Trackable - A Pervasive Persistence Infrastructure

Training in TensorFlow means continually adjusting collections of values stored as tensors in objects called variables.

The persistence of these variables, from one training session to the next, is critical for improving on the already achieved, but otherwise long-running results.

A new system-wide pervasive trackable architecture now provides just such a persistence infrastructure. Instead of the old name-based hierarchy, the new design applies a topological, “layered objects” naming scheme.

In this first blog, we explore some of the key aspects of this architecture. We start with a high-level view and then we gradually build from the simple base classes to the more useful Keras layers.

Our objective is to arrive at a training model representable by the graph and runnable example.

We first need to prep our environment to run any meaningful code:

import tensorflow as tf
from datetime import datetime
from tensorflow.python.training.tracking import base
from tensorflow.python.training.tracking import tracking

The actual persistence of training data, the weights, is ultimately realized through explicit Checkpoint objects.

As the number of such representations grows, saved as efficiently encoded versioned files, CheckpointManagers help with keeping track (see TF docs for full functionality).

Private Trackable object

We present a simple scenario for persisting (saving and restoring) a single-valued variable encapsulated by a Trackable object as follows:

def trackable(tr1, v):
    c = tf.train.Checkpoint(tr1=tr1)
    m = tf.train.CheckpointManager(c, '/tmp/q/trackable', max_to_keep=2)
    p = m.latest_checkpoint
    c.restore(p).expect_partial()
    if p:
        print(f'restored from: {p}')
        print(f'others are: {m.checkpoints}')
    else:
        print('start from scratch')
    print(f'value before: {v.numpy()}')
    v.assign_add(1)
    m.save()

Using the above function, our 3 iterations of incrementing the single-valued int variable and keeping track of the Checkpoint files result in:

tr1 = base.Trackable()
v = tf.Variable(1)
tr1._track_trackable(v, name='tr1_v')
for _ in range(3):
    trackable(tr1, v)

  start from scratch
  value before: 1
  restored from: /tmp/q/trackable/ckpt-1
  others are: ['/tmp/q/trackable/ckpt-1']
  value before: 2
  restored from: /tmp/q/trackable/ckpt-2
  others are: ['/tmp/q/trackable/ckpt-1', '/tmp/q/trackable/ckpt-2']
  value before: 3

While the above snippet is fully functional, the extensive boiler-plate code becomes an unnecessary hassle when implementing even slightly more complex schemes.
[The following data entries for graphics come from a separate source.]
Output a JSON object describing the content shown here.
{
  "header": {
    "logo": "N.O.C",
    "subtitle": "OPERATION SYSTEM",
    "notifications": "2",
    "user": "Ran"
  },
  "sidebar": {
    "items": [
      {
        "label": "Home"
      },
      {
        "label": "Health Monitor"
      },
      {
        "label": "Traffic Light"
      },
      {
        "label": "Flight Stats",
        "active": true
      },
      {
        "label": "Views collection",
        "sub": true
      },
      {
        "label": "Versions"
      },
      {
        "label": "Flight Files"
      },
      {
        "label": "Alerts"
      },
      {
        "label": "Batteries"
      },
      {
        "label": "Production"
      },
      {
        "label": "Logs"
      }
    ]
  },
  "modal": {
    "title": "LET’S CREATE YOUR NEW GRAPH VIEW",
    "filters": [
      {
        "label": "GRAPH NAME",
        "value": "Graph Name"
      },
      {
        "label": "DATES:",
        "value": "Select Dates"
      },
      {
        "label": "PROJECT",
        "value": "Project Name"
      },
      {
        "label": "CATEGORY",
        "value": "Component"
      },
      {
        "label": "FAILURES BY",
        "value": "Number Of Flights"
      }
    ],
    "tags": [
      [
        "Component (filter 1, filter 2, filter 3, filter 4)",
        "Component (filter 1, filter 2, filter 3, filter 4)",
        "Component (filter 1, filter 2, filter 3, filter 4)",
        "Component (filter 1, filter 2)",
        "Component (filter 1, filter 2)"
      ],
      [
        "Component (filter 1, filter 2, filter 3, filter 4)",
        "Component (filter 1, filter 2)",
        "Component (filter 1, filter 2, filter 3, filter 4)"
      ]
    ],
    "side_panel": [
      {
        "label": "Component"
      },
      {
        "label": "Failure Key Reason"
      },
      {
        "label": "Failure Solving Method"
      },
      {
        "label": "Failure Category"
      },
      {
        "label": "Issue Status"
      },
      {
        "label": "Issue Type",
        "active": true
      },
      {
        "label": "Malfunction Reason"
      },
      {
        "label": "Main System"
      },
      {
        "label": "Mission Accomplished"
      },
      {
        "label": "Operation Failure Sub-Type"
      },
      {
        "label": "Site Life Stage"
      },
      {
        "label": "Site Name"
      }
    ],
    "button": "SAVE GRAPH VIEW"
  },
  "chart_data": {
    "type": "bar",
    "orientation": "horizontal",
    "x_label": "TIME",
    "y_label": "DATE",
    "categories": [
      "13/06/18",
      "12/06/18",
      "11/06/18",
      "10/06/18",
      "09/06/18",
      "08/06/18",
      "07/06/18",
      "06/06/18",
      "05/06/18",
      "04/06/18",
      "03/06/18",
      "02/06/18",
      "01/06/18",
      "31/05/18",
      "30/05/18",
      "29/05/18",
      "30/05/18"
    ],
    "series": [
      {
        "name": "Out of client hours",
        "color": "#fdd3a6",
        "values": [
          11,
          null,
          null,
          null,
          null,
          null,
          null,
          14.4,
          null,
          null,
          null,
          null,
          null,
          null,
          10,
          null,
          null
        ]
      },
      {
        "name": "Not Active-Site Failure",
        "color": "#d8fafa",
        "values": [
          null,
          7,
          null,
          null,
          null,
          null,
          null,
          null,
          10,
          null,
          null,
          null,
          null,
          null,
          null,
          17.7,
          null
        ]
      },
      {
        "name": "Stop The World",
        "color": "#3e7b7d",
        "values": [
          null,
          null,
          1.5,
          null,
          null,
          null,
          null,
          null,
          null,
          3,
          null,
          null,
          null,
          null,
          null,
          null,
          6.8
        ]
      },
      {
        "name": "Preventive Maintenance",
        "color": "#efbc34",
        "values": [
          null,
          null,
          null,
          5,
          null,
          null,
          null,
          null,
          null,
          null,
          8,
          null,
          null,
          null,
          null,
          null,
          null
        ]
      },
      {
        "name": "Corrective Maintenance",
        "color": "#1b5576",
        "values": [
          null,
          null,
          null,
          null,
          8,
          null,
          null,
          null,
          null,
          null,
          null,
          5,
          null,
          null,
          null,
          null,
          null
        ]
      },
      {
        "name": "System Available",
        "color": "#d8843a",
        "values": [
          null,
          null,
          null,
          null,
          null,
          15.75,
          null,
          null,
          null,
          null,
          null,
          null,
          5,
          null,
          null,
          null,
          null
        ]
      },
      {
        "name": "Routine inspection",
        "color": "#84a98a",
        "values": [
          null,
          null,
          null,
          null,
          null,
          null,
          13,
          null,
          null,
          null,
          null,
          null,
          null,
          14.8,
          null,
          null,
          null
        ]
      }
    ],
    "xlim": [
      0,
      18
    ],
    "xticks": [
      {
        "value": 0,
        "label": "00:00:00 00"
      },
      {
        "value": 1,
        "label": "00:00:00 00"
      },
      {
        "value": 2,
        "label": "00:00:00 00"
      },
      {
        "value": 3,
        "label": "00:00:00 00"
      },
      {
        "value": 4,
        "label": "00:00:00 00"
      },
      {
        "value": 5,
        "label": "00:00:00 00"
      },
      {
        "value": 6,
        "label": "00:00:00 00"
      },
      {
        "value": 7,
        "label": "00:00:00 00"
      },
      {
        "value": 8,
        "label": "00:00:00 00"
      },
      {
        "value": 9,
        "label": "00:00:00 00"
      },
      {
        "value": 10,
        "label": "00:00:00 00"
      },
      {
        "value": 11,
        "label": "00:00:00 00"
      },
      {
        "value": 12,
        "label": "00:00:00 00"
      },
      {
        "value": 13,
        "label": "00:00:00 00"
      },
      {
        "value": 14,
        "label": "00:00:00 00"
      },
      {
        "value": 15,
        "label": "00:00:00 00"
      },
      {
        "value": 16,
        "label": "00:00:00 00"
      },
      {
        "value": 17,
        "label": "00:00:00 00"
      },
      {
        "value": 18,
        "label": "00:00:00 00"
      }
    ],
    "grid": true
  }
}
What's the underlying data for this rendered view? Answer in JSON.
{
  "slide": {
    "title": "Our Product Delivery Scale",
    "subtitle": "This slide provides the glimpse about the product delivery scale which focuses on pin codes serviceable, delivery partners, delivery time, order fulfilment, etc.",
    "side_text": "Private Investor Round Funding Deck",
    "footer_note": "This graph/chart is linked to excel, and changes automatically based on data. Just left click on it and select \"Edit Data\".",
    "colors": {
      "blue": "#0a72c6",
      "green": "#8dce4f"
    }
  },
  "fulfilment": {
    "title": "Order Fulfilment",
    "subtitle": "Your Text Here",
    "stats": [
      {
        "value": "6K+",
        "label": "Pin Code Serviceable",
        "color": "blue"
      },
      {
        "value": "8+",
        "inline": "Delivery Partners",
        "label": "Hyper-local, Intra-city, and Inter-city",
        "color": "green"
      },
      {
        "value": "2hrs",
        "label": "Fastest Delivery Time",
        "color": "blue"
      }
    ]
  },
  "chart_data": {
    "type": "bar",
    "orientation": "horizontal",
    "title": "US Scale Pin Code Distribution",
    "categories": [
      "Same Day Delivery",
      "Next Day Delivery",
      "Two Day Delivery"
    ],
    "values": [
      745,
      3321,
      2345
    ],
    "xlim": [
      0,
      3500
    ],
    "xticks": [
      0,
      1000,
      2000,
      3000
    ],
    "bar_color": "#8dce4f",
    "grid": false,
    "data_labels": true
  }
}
Also note that we used a private, undocumented and non-API method to make our code work. A more convenient “auto-tracking” functionality is needed.

Pythonic AutoTrackable

The native Python attribute mechanism conveniently provides a framework to satisfy such needs as we’ll see in a moment.

In preparation, our slightly adjusted printing function is now as follows:

def autotrackable(tr2, tracked, untracked):
    c = tf.train.Checkpoint(tr2=tr2)
    m = tf.train.CheckpointManager(c, '/tmp/q/trackable', max_to_keep=2)
    p = m.latest_checkpoint
    c.restore(p).expect_partial()
    if p:
        print(f'restored from: {p}')
    print(f'values before: {tracked.numpy()}, {untracked.numpy()}')
    tracked.assign_add(1000)
    m.save()
    print(f'value as saved: {tracked.numpy()}')

And here is our use of an AutoTrackable object holding onto 2 single-valued variables.

Notice the intuitive tr2.v = tracked assignment, as this is where the entire “trackable” scheme is triggered.

Just in case we want to avoid the default functionality, we can turn off auto-tracking as well:

tr2 = tracking.AutoTrackable()
tracked, untracked = tf.Variable(1000), tf.Variable(0)
tr2.v = tracked
with base.no_automatic_dependency_tracking_scope(tr2):
    tr2.untracked = untracked
for _ in range(2):
    autotrackable(tr2, tracked, untracked)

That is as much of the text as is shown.